Two Examples in Which Researchers Catalog Age-Related Omics Changes in Mice
The open access papers I'll point out today are but two among many similar publications, in which researchers catalog ever more of the age-related changes in omics data that take place in mice. The omics fields cover measurement and analysis of data related to the genome, epigenome, transcriptome, proteome, metabolome, and then specific subsets of these sizable volumes of data, such as the secretome of specific cell types. The genome is the DNA of a cell, the epigenome the regulatory chemical additions to the genome that govern gene expression. The transcriptome is the set of RNA transcripts produced by a cell at any given time, and the proteome the proteins presently circulating or found within specific cells. The metabolome is the broader set of molecules circulating in the body, not all of which are manufactured by cells.
Technological progress of the past few decades has resulted in a rapid increase in capability and reduction in cost in omics technologies. Enormous amounts of data are easily obtained, and are indeed constantly obtained by many research groups, but analysis and synthesis remain challenging. These latter efforts are now the bottlenecks to progress in this part of the field. It is one thing to better measure the details of a young organism and an old organism in order to flag the differences at the molecular level. It is quite another thing to make sense of that data, to arrange it into cause and consequence, to identify processes that produce the observed results, to move from observation to proposed therapy. Comparatively little has been accomplished on that latter front, as illustrated by the point that epigenetic (or transcriptomic, or proteomic) clocks that correlate with age and mortality risk are well established, but no-one can yet explain exactly why these epigenetic changes are associated so closely with the process of becoming old.
Tissue-specific Gene Expression Changes Are Associated with Aging in Mice
Aging is a complex process that can be characterized by functional and cognitive decline in an individual. Aging can be assessed based on the functional capacity of vital organs and their intricate interactions with one another. Thus, the nature of aging can be described by focusing on a specific organ and an individual itself. However, to fully understand the complexity of aging, one must investigate not only a single tissue or biological process but also its complex interplay and interdependencies with other biological processes.

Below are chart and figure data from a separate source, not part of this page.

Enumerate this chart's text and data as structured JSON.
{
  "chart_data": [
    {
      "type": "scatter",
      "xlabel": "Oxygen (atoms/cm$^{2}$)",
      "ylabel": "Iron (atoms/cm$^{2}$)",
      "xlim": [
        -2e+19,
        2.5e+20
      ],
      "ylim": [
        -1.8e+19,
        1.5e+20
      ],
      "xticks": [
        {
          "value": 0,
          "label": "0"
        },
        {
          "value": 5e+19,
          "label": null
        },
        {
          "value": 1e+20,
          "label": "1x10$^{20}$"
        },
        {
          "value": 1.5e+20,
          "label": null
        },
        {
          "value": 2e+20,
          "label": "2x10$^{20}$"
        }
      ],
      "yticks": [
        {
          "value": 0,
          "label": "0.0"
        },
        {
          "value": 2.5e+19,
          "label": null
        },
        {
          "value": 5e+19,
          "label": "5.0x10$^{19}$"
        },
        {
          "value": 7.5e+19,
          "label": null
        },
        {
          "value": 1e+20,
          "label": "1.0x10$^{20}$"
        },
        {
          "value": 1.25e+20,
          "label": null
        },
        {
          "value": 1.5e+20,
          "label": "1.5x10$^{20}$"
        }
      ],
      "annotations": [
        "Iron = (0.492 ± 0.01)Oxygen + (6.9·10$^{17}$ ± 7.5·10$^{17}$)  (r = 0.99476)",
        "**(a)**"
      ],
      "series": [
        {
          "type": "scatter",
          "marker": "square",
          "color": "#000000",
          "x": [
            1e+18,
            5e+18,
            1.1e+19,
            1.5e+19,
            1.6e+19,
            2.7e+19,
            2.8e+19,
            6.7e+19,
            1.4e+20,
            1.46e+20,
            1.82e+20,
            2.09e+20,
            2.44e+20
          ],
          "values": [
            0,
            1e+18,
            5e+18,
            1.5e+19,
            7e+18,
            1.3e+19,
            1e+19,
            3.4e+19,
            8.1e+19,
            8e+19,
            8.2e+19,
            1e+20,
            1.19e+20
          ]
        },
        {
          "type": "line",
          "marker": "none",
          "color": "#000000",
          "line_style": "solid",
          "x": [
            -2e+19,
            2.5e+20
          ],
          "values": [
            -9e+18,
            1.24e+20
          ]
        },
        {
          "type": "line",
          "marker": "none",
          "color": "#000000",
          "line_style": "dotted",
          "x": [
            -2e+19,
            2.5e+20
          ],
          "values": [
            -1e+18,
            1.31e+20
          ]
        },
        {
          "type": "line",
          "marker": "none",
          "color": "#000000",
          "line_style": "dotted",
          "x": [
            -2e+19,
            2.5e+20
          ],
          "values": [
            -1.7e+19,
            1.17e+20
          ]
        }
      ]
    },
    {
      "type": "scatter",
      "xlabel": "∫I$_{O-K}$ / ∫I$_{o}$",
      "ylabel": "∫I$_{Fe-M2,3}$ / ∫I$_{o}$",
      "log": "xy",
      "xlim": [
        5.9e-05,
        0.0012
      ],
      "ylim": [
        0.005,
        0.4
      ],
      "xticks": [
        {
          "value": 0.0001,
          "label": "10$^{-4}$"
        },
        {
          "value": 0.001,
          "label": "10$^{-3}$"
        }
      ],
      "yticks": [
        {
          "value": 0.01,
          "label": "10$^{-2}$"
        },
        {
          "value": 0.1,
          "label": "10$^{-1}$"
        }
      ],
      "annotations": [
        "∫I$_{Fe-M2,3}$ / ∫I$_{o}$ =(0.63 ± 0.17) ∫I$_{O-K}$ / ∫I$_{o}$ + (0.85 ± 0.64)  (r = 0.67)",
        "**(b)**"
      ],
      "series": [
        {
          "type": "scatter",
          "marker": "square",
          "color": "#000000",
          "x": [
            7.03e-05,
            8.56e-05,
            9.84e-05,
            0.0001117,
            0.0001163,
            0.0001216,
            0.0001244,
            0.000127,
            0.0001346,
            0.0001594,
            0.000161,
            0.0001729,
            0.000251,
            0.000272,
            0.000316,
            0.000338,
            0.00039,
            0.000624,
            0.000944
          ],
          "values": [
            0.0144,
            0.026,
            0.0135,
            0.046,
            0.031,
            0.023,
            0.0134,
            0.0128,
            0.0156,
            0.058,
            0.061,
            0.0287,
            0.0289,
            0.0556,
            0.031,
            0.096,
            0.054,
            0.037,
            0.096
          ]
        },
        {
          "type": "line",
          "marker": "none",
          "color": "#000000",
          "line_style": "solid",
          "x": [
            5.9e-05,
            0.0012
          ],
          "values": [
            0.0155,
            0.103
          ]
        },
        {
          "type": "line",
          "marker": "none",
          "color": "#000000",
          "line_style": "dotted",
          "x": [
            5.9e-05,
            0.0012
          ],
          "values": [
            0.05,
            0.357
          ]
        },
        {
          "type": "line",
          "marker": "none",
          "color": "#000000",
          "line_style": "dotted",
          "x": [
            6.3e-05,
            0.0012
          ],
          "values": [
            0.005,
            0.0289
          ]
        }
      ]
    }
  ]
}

Here, using RNA-seq, we monitored changes in the transcriptome during aging in four tissues (including brain, blood, skin and liver) in mice at 9 months, 15 months, and 24 months, with a final evaluation at the very old age of 30 months. We identified several genes and processes that were differentially regulated during aging in both tissue-dependent and tissue-independent manners. Most importantly, we found that the electron transport chain (ETC) of mitochondria was similarly affected at the transcriptome level in the four tissues during the aging process. We also identified the liver as the tissue showing the largest variety of differentially expressed genes (DEGs) over time. Lcn2 (Lipocalin-2) was found to be similarly regulated among all tissues, and its effect on longevity and survival was validated using its orthologue in Caenorhabditis elegans.
In conclusion, our study demonstrated that the molecular processes of aging are relatively subtle in their progress, and the aging process of every tissue depends on the tissue's specialized function and environment. Hence, individual gene or process alone cannot be described as the key of aging in the whole organism.

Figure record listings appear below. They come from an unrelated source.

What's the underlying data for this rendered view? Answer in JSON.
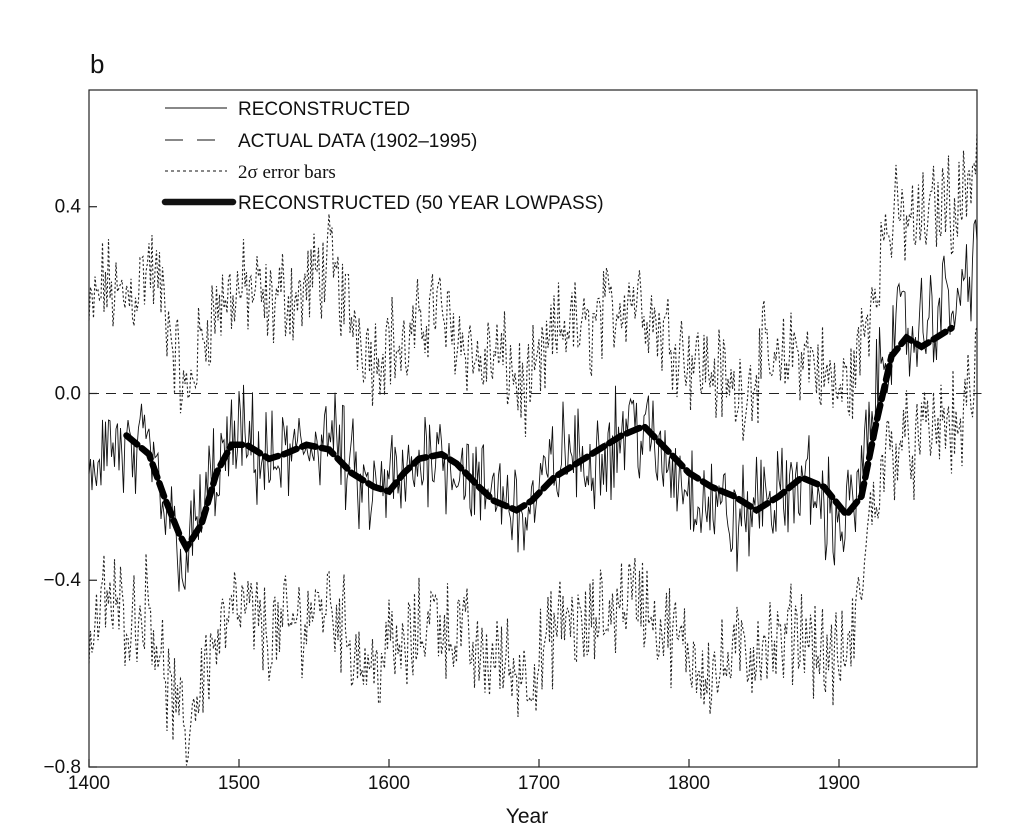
{
  "panel_label": "b",
  "chart_data": {
    "type": "line",
    "title": "",
    "xlabel": "Year",
    "ylabel": "",
    "xlim": [
      1400,
      1995
    ],
    "ylim": [
      -0.8,
      0.65
    ],
    "x_ticks": [
      1400,
      1500,
      1600,
      1700,
      1800,
      1900
    ],
    "y_ticks": [
      -0.8,
      -0.4,
      0.0,
      0.4
    ],
    "y_tick_labels": [
      "−0.8",
      "−0.4",
      "0.0",
      "0.4"
    ],
    "grid": false,
    "legend_position": "top-left",
    "legend": [
      {
        "key": "reconstructed",
        "label": "RECONSTRUCTED",
        "style": "thin-solid"
      },
      {
        "key": "actual",
        "label": "ACTUAL DATA (1902–1995)",
        "style": "long-dash"
      },
      {
        "key": "error",
        "label": "2σ error bars",
        "style": "dotted"
      },
      {
        "key": "lowpass",
        "label": "RECONSTRUCTED (50 YEAR LOWPASS)",
        "style": "thick-dash"
      }
    ],
    "series": [
      {
        "key": "reconstructed",
        "x": [
          1400,
          1410,
          1420,
          1430,
          1440,
          1450,
          1460,
          1465,
          1470,
          1480,
          1490,
          1500,
          1510,
          1520,
          1530,
          1540,
          1550,
          1560,
          1570,
          1580,
          1590,
          1600,
          1610,
          1620,
          1630,
          1640,
          1650,
          1660,
          1670,
          1680,
          1690,
          1700,
          1710,
          1720,
          1730,
          1740,
          1750,
          1760,
          1770,
          1780,
          1790,
          1800,
          1810,
          1820,
          1830,
          1840,
          1850,
          1860,
          1870,
          1880,
          1890,
          1900,
          1910,
          1920,
          1930,
          1940,
          1950,
          1960,
          1970,
          1980,
          1990,
          1995
        ],
        "values": [
          -0.2,
          -0.1,
          -0.12,
          -0.15,
          -0.12,
          -0.25,
          -0.32,
          -0.38,
          -0.3,
          -0.2,
          -0.14,
          -0.1,
          -0.12,
          -0.16,
          -0.14,
          -0.13,
          -0.1,
          -0.08,
          -0.14,
          -0.2,
          -0.23,
          -0.18,
          -0.2,
          -0.15,
          -0.1,
          -0.15,
          -0.15,
          -0.22,
          -0.2,
          -0.22,
          -0.27,
          -0.22,
          -0.15,
          -0.12,
          -0.16,
          -0.12,
          -0.1,
          -0.06,
          -0.08,
          -0.14,
          -0.16,
          -0.2,
          -0.22,
          -0.24,
          -0.28,
          -0.26,
          -0.2,
          -0.24,
          -0.18,
          -0.2,
          -0.24,
          -0.28,
          -0.24,
          -0.1,
          0.1,
          0.14,
          0.12,
          0.16,
          0.2,
          0.18,
          0.3,
          0.45
        ]
      },
      {
        "key": "actual",
        "x": [
          1400,
          1995
        ],
        "values": [
          0.0,
          0.0
        ]
      },
      {
        "key": "error_upper",
        "x": [
          1400,
          1410,
          1420,
          1430,
          1440,
          1450,
          1460,
          1465,
          1470,
          1480,
          1490,
          1500,
          1510,
          1520,
          1530,
          1540,
          1550,
          1560,
          1570,
          1580,
          1590,
          1600,
          1610,
          1620,
          1630,
          1640,
          1650,
          1660,
          1670,
          1680,
          1690,
          1700,
          1710,
          1720,
          1730,
          1740,
          1750,
          1760,
          1770,
          1780,
          1790,
          1800,
          1810,
          1820,
          1830,
          1840,
          1850,
          1860,
          1870,
          1880,
          1890,
          1900,
          1910,
          1920,
          1930,
          1940,
          1950,
          1960,
          1970,
          1980,
          1990,
          1995
        ],
        "values": [
          0.15,
          0.24,
          0.2,
          0.22,
          0.28,
          0.2,
          0.05,
          -0.02,
          0.06,
          0.16,
          0.2,
          0.22,
          0.22,
          0.18,
          0.22,
          0.2,
          0.25,
          0.28,
          0.2,
          0.14,
          0.08,
          0.12,
          0.08,
          0.14,
          0.2,
          0.14,
          0.12,
          0.06,
          0.08,
          0.06,
          0.0,
          0.04,
          0.12,
          0.16,
          0.12,
          0.16,
          0.18,
          0.22,
          0.2,
          0.14,
          0.12,
          0.08,
          0.06,
          0.04,
          0.0,
          0.02,
          0.08,
          0.04,
          0.1,
          0.08,
          0.04,
          0.0,
          0.04,
          0.18,
          0.34,
          0.38,
          0.36,
          0.38,
          0.42,
          0.4,
          0.5,
          0.6
        ]
      },
      {
        "key": "error_lower",
        "x": [
          1400,
          1410,
          1420,
          1430,
          1440,
          1450,
          1460,
          1465,
          1470,
          1480,
          1490,
          1500,
          1510,
          1520,
          1530,
          1540,
          1550,
          1560,
          1570,
          1580,
          1590,
          1600,
          1610,
          1620,
          1630,
          1640,
          1650,
          1660,
          1670,
          1680,
          1690,
          1700,
          1710,
          1720,
          1730,
          1740,
          1750,
          1760,
          1770,
          1780,
          1790,
          1800,
          1810,
          1820,
          1830,
          1840,
          1850,
          1860,
          1870,
          1880,
          1890,
          1900,
          1910,
          1920,
          1930,
          1940,
          1950,
          1960,
          1970,
          1980,
          1990,
          1995
        ],
        "values": [
          -0.55,
          -0.44,
          -0.46,
          -0.48,
          -0.44,
          -0.6,
          -0.7,
          -0.74,
          -0.66,
          -0.56,
          -0.5,
          -0.46,
          -0.48,
          -0.52,
          -0.5,
          -0.49,
          -0.46,
          -0.44,
          -0.5,
          -0.56,
          -0.59,
          -0.54,
          -0.56,
          -0.51,
          -0.46,
          -0.51,
          -0.51,
          -0.58,
          -0.56,
          -0.58,
          -0.6,
          -0.58,
          -0.51,
          -0.48,
          -0.52,
          -0.48,
          -0.46,
          -0.42,
          -0.44,
          -0.5,
          -0.52,
          -0.56,
          -0.58,
          -0.6,
          -0.56,
          -0.56,
          -0.52,
          -0.56,
          -0.5,
          -0.52,
          -0.56,
          -0.58,
          -0.52,
          -0.28,
          -0.14,
          -0.1,
          -0.12,
          -0.08,
          -0.06,
          -0.08,
          0.02,
          0.18
        ]
      },
      {
        "key": "lowpass",
        "x": [
          1425,
          1440,
          1450,
          1460,
          1465,
          1475,
          1485,
          1495,
          1505,
          1520,
          1530,
          1545,
          1560,
          1575,
          1590,
          1600,
          1610,
          1620,
          1635,
          1645,
          1660,
          1670,
          1685,
          1695,
          1710,
          1725,
          1740,
          1755,
          1770,
          1785,
          1800,
          1815,
          1830,
          1845,
          1860,
          1875,
          1890,
          1905,
          1915,
          1925,
          1935,
          1945,
          1955,
          1965,
          1975
        ],
        "values": [
          -0.09,
          -0.13,
          -0.22,
          -0.3,
          -0.33,
          -0.28,
          -0.17,
          -0.11,
          -0.11,
          -0.14,
          -0.13,
          -0.11,
          -0.12,
          -0.17,
          -0.2,
          -0.21,
          -0.17,
          -0.14,
          -0.13,
          -0.15,
          -0.2,
          -0.23,
          -0.25,
          -0.23,
          -0.18,
          -0.15,
          -0.12,
          -0.09,
          -0.07,
          -0.12,
          -0.17,
          -0.2,
          -0.22,
          -0.25,
          -0.22,
          -0.18,
          -0.2,
          -0.26,
          -0.22,
          -0.06,
          0.08,
          0.12,
          0.1,
          0.12,
          0.14
        ]
      }
    ]
  }
}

Mouse Age Matters: How Age Affects the Murine Plasma Metabolome
A large part of metabolomics research relies on experiments involving mouse models, which are usually 6 to 20 weeks of age. However, in this age range mice undergo dramatic developmental changes. Even small age differences may lead to different metabolomes, which in turn could increase inter-sample variability and impair the reproducibility and comparability of metabolomics results. In order to learn more about the variability of the murine plasma metabolome, we analyzed male and female C57BL/6J, C57BL/6NTac, 129S1/SvImJ, and C3HeB/FeJ mice at 6, 10, 14, and 20 weeks of age, using targeted metabolomics.

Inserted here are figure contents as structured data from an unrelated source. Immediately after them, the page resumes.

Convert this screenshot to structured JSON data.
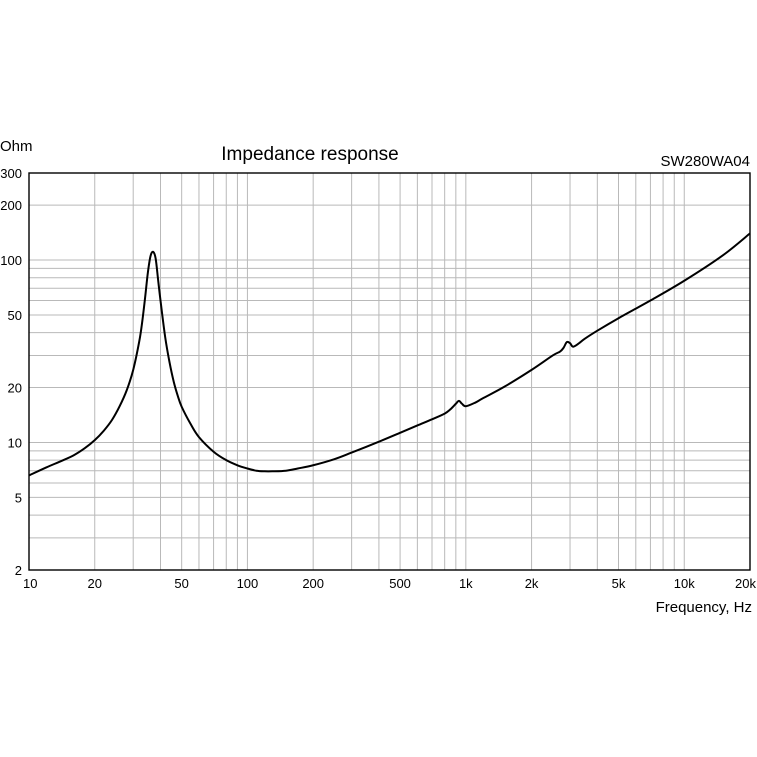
{
  "chart_data": {
    "type": "line",
    "title": "Impedance response",
    "model": "SW280WA04",
    "xlabel": "Frequency, Hz",
    "ylabel": "Ohm",
    "x_scale": "log",
    "y_scale": "log",
    "xlim": [
      10,
      20000
    ],
    "ylim": [
      2,
      300
    ],
    "grid": true,
    "x_ticks": [
      {
        "value": 10,
        "label": "10"
      },
      {
        "value": 20,
        "label": "20"
      },
      {
        "value": 50,
        "label": "50"
      },
      {
        "value": 100,
        "label": "100"
      },
      {
        "value": 200,
        "label": "200"
      },
      {
        "value": 500,
        "label": "500"
      },
      {
        "value": 1000,
        "label": "1k"
      },
      {
        "value": 2000,
        "label": "2k"
      },
      {
        "value": 5000,
        "label": "5k"
      },
      {
        "value": 10000,
        "label": "10k"
      },
      {
        "value": 20000,
        "label": "20k"
      }
    ],
    "y_ticks": [
      {
        "value": 2,
        "label": "2"
      },
      {
        "value": 5,
        "label": "5"
      },
      {
        "value": 10,
        "label": "10"
      },
      {
        "value": 20,
        "label": "20"
      },
      {
        "value": 50,
        "label": "50"
      },
      {
        "value": 100,
        "label": "100"
      },
      {
        "value": 200,
        "label": "200"
      },
      {
        "value": 300,
        "label": "300"
      }
    ],
    "series": [
      {
        "color": "#000000",
        "x": [
          10,
          12,
          14,
          16,
          18,
          20,
          22,
          24,
          26,
          28,
          30,
          32,
          33,
          34,
          35,
          36,
          37,
          38,
          39,
          40,
          42,
          44,
          46,
          48,
          50,
          55,
          60,
          70,
          80,
          90,
          100,
          110,
          120,
          130,
          150,
          170,
          200,
          250,
          300,
          400,
          500,
          600,
          700,
          800,
          850,
          900,
          930,
          960,
          1000,
          1100,
          1200,
          1500,
          2000,
          2500,
          2700,
          2800,
          2900,
          3000,
          3100,
          3300,
          3500,
          4000,
          5000,
          7000,
          10000,
          15000,
          20000
        ],
        "y": [
          6.6,
          7.3,
          7.9,
          8.5,
          9.3,
          10.3,
          11.6,
          13.3,
          15.8,
          19.3,
          25,
          36,
          46,
          62,
          85,
          105,
          111,
          102,
          78,
          60,
          38,
          27.5,
          21.5,
          18,
          15.7,
          12.6,
          10.7,
          8.9,
          8.0,
          7.5,
          7.2,
          7.0,
          6.95,
          6.95,
          7.0,
          7.2,
          7.5,
          8.1,
          8.8,
          10.1,
          11.3,
          12.4,
          13.4,
          14.4,
          15.2,
          16.3,
          16.9,
          16.3,
          15.8,
          16.5,
          17.5,
          20.2,
          25,
          30,
          31.5,
          33,
          35.5,
          35,
          33.5,
          35,
          37,
          41,
          48,
          60,
          77,
          106,
          140
        ]
      }
    ]
  }
}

Our analysis revealed high variability of the murine plasma metabolome during adolescence and early adulthood. A general age range with minimal variability, and thus a stable metabolome, could not be identified. Age-related metabolomic changes as well as the metabolite profiles at specific ages differed markedly between mouse strains. This observation illustrates the fact that the developmental timing in mice is strain specific. We therefore stress the importance of deliberate strain choice, as well as consistency and precise documentation of animal age, in metabolomics studies.